As a scheme that claims to increase the Context length of LLMs without fine-tuning, when I first saw NTK-aware Scaled RoPE, I was also shocked and couldn't wait to test it. After all, based on the experience from "Transformer Path to Upgrade: 9. A New Idea for Global Length Extrapolation," many mainstream schemes failed on the "GAU + Post Norm" combination I prefer. So how does this method fare?

When $k=8$, the comparison results are as follows (for the difference between "repeated" and "non-repeated," please refer to here):

Test Length 512 (Train) 4096 (Repeated) 4096 (Non-repeated)
Baseline 49.41% 24.17% 23.16%
Baseline-$\log n$ 49.40% 24.60% 24.02%
PI-RoPE 49.41% 15.04% 13.54%
PI-RoPE-$\log n$ 49.40% 14.99% 16.51%
NTK-RoPE 49.41% 51.28% 39.27%
NTK-RoPE-$\log n$ 49.40% 61.71% 43.75%

All results reported above are without long-text fine-tuning. Baseline refers to extrapolation; PI (Positional Interpolation) means modifying the Baseline to use interpolation; NTK-RoPE refers to modifying the Baseline to use NTK-aware Scaled RoPE. The options with $\log n$ refer to including the scale from "From Entropy Invariance to the Scale Operation of Attention" during pre-training.
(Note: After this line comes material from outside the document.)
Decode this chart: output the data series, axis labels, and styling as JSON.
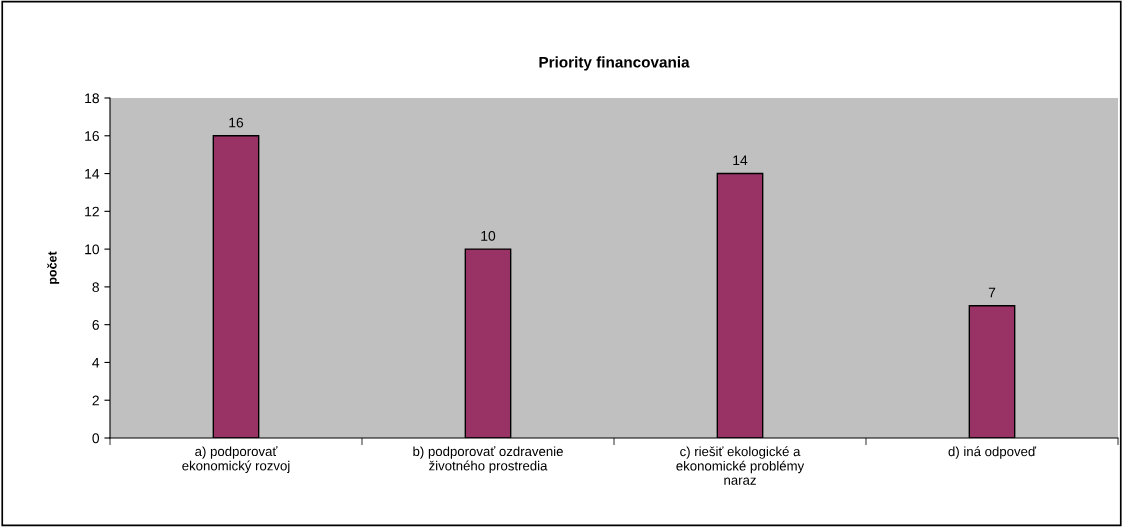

I included this variant because I felt that although NTK-RoPE solves the length generalization problem of RoPE, it does not solve the problem of attention dispersion.
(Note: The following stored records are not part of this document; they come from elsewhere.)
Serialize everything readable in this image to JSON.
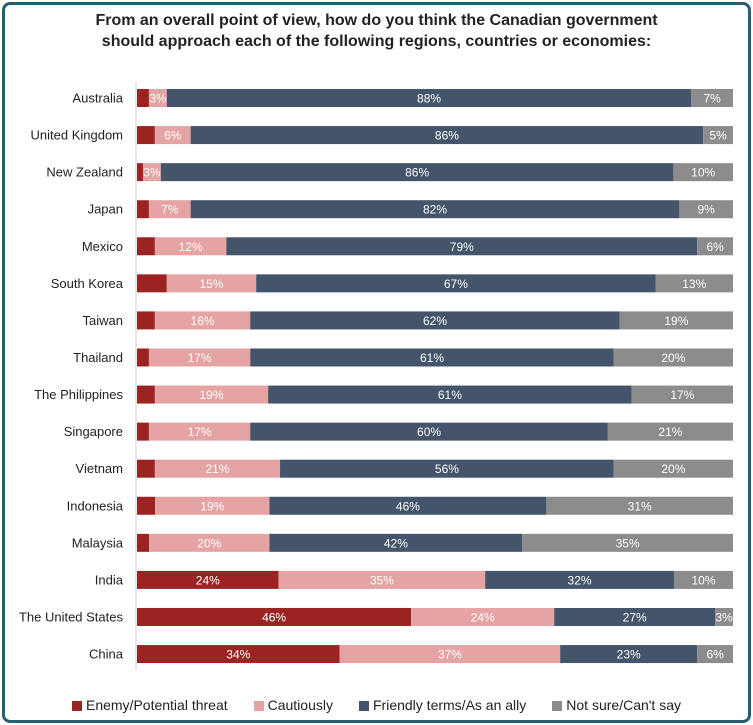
{
  "chart_data": {
    "type": "bar",
    "orientation": "horizontal",
    "stacked": true,
    "title": "From an overall point of view, how do you think the Canadian government should approach each of the following regions, countries or economies:",
    "categories": [
      "Australia",
      "United Kingdom",
      "New Zealand",
      "Japan",
      "Mexico",
      "South Korea",
      "Taiwan",
      "Thailand",
      "The Philippines",
      "Singapore",
      "Vietnam",
      "Indonesia",
      "Malaysia",
      "India",
      "The United States",
      "China"
    ],
    "series": [
      {
        "name": "Enemy/Potential threat",
        "color": "#9b2423",
        "values": [
          2,
          3,
          1,
          2,
          3,
          5,
          3,
          2,
          3,
          2,
          3,
          3,
          2,
          24,
          46,
          34
        ]
      },
      {
        "name": "Cautiously",
        "color": "#e6a3a3",
        "values": [
          3,
          6,
          3,
          7,
          12,
          15,
          16,
          17,
          19,
          17,
          21,
          19,
          20,
          35,
          24,
          37
        ]
      },
      {
        "name": "Friendly terms/As an ally",
        "color": "#44546a",
        "values": [
          88,
          86,
          86,
          82,
          79,
          67,
          62,
          61,
          61,
          60,
          56,
          46,
          42,
          32,
          27,
          23
        ]
      },
      {
        "name": "Not sure/Can't say",
        "color": "#8c8c8c",
        "values": [
          7,
          5,
          10,
          9,
          6,
          13,
          19,
          20,
          17,
          21,
          20,
          31,
          35,
          10,
          3,
          6
        ]
      }
    ],
    "value_suffix": "%",
    "legend_position": "bottom",
    "grid": false
  }
}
The experimental results in the table fully meet expectations:

1. Direct extrapolation doesn't work very well;
2. Interpolation performed poorly without fine-tuning;
3. NTK-RoPE achieved non-trivial (though slightly degraded) extrapolation results without fine-tuning;
4. Adding $\log n$ to concentrate attention indeed helps.

Therefore, NTK-RoPE has successfully become the second scheme I have tested that can extend the Context length of LLMs without fine-tuning (the first is naturally NBCE). Once again, a salute to the proposer's exceptional insight! Even better, NTK-RoPE performs significantly better on "repeated" extrapolation than on "non-repeated" extrapolation, indicating that the global dependence is preserved after this modification, rather than simply localizing attention.

Final Remarks

This article interprets RoPE from the perspective of $\beta$-base encoding and uses this to introduce some current developments in the open-source community regarding Long Context, including a modification scheme that increases Context length without fine-tuning.

In just one week, the progress on Long Context in the open-source community has been overwhelming and gratifying, so much so that user @ironborn123 commented:

Last week looked like the revenge of the interpolators :) ~~Open~~ ClosedAI better watch out.